Hi, hello! I cannot cook to save my life. No, no, no. You’re not understanding me. I’m not saying this to be endearing; I’m not being hard on myself. If the fate of the world depended on me cooking an average dinner tonight with a protein, I would warn you to make peace with your god and enemies because I would not be able to come through.
Let me offer some culinary background.
When I was 12 years old, my mom requested that I boil a pot of water for my little brother’s macaroni and cheese.
“I really don’t want to do this. Please don’t make me do this. I’m scared,” I said to my mother.
“I am literally asking you to boil a pot of water,” she responded. “Just boil... a pot... of water.”
Long story short, I attempted to do so, but I also accidentally set a roll of paper towels on fire in the process. Things haven’t gotten much better since then.
I’m an OK baker. I’ll make you cupcakes on your birthday! I’ve recently perfected an emulation of a banana chocolate chip muffin recipe from Pinterest. Sugar is my friend. Like, when something is too sweet, it’s like, “Oh, darn! Too much sugar! If that’s the worst thing that happens to me today then I’m doing great.”
Cooking meat or operating the stove in any other capacity is not my friend. What if you undercook it? What if you overcook it? What if the world finds out that you like your steak well done and with ketchup? What then?!
Microwavable meals have always been in my corner. You’re going to tell me that you’re going to give me a meal in less than five minutes, and all I have to do is boop-boop some buttons on my microwave? Boop boop is my new synonym for “press.” I am not a master of cooking, nor am I a wordsmith.

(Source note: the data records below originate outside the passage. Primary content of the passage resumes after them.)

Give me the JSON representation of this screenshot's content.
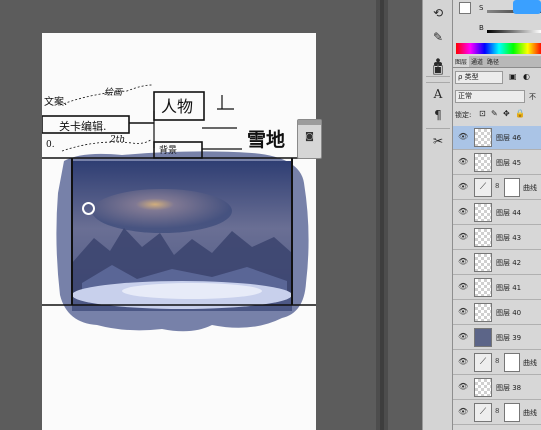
{
  "canvas": {
    "annotations": {
      "wenan": "文案.",
      "huihua": "绘画",
      "renwu": "人物",
      "guanqia": "关卡编辑.",
      "beijing": "背景",
      "o_mark": "0.",
      "num_2": "2th",
      "xuedi": "雪地"
    }
  },
  "toolbar": {
    "icons": [
      "history-icon",
      "brush-presets-icon",
      "clone-source-icon",
      "tool-presets-icon",
      "character-icon",
      "paragraph-icon",
      "tools-icon"
    ]
  },
  "colors": {
    "accent": "#aac4e6",
    "canvas_bg": "#5c5c5c",
    "doc_bg": "#fbfbfb",
    "scene_blue": "#5f6b9a"
  },
  "color_panel": {
    "channel_s_label": "S",
    "channel_b_label": "B"
  },
  "layers_panel": {
    "tabs": [
      "图层",
      "通道",
      "路径"
    ],
    "filter_label": "ρ 类型",
    "blend_mode": "正常",
    "opacity_label": "不",
    "lock_label": "锁定:",
    "layers": [
      {
        "name": "图层 46",
        "kind": "pixel",
        "selected": true
      },
      {
        "name": "图层 45",
        "kind": "pixel"
      },
      {
        "name": "曲线",
        "kind": "adjustment"
      },
      {
        "name": "图层 44",
        "kind": "pixel"
      },
      {
        "name": "图层 43",
        "kind": "pixel"
      },
      {
        "name": "图层 42",
        "kind": "pixel"
      },
      {
        "name": "图层 41",
        "kind": "pixel"
      },
      {
        "name": "图层 40",
        "kind": "pixel"
      },
      {
        "name": "图层 39",
        "kind": "solid"
      },
      {
        "name": "曲线",
        "kind": "adjustment"
      },
      {
        "name": "图层 38",
        "kind": "pixel"
      },
      {
        "name": "曲线",
        "kind": "adjustment"
      }
    ]
  }
}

I’m all about deceit, so today I’m going to show you some of my favorite microwavable/pre-made meals that one could easily put on Instagram and impress the masses.
I’ve seen people make fried rice. It takes... time. Like, we’re talking distribution of eggs, meat, and rice. Do I look like someone who should be responsible for that many ingredients going well? Which vegetables do you add? When do you add them? How many eggs? What do you do with the leftover peas? I am stressed. Check out this fried rice that I “made”:
From this angle, the fried rice almost looks like it’s forming a HEART.
If I put this on instagram and said #quietnightin, #Mealforone or some other combination of three words, people would be like, “Oh, wow! Look at Katie! She can make herself a meal! She passes as an adult.”
I didn’t make this, obviously. It took me four minutes to heat up. Four minutes and it looks STUNNING.
This is like an Instagram America’s Next Top Model challenge for microwavable foods.
All you need for food to be Instagrammable is a good angle and portrait mode. I have collected data to prove my point.
These were all heat-up foods. I drizzled some barbecue sauce atop the pre-cooked chicken cutlets so everyone would think I was a prize.
The actual ingredients? Some microwaveable chicken, veggies, and your pal, Rice-a-Roni.
You can do this for any microwavable food — if you’re trying to convince the PTA moms that you too know how to make a nice chicken dinner; if you’re trying to impress your girlfriend’s mom who just started following you on Instagram; or if you’re just trying to prove that even microwavable food can be Instagram-worthy. I don’t know your life. Regardless, the microwavable food works for you! It was born to be Instagrammed.
Next, we have a meal I toiled over. It really took some blood, sweat, and tears to bread and fry these chicken tenders and recreate my grandmother’s famous macaroni and cheese.
I kid. These are your standard microwavable chicken fingers and mac and cheese, which I purchased from Associated. The angles really made her beauty pop, though. You can’t go wrong with portrait mode.
(Her, in her previous boxed glory).
I tried a different strategy for my next microwavable beauty. The closeup.
“Then I had to go to a special store to buy the mini bagels! They don’t have them everywhere, you know?!” I’d exclaim as I lied and walked through an entire process of making my Uncle Tommy’s famous baby bagels. I do not have an Uncle Tommy. These are your run-of-the-mill bagel bites.
With this age of technology, Instagram, portrait mode, your friends who have parents who own photography coffee table books, you can make any food photogenic.
So, don’t fret if you can’t cook to save your life or if you’re one of those people who legitimately sets rolls of paper towels on fire in an attempt to boil water. I’m no dietitian or food blogger, but I compel you to allow yourself a microwavable meal every now and again. They’re quick, easy, and they take a great picture.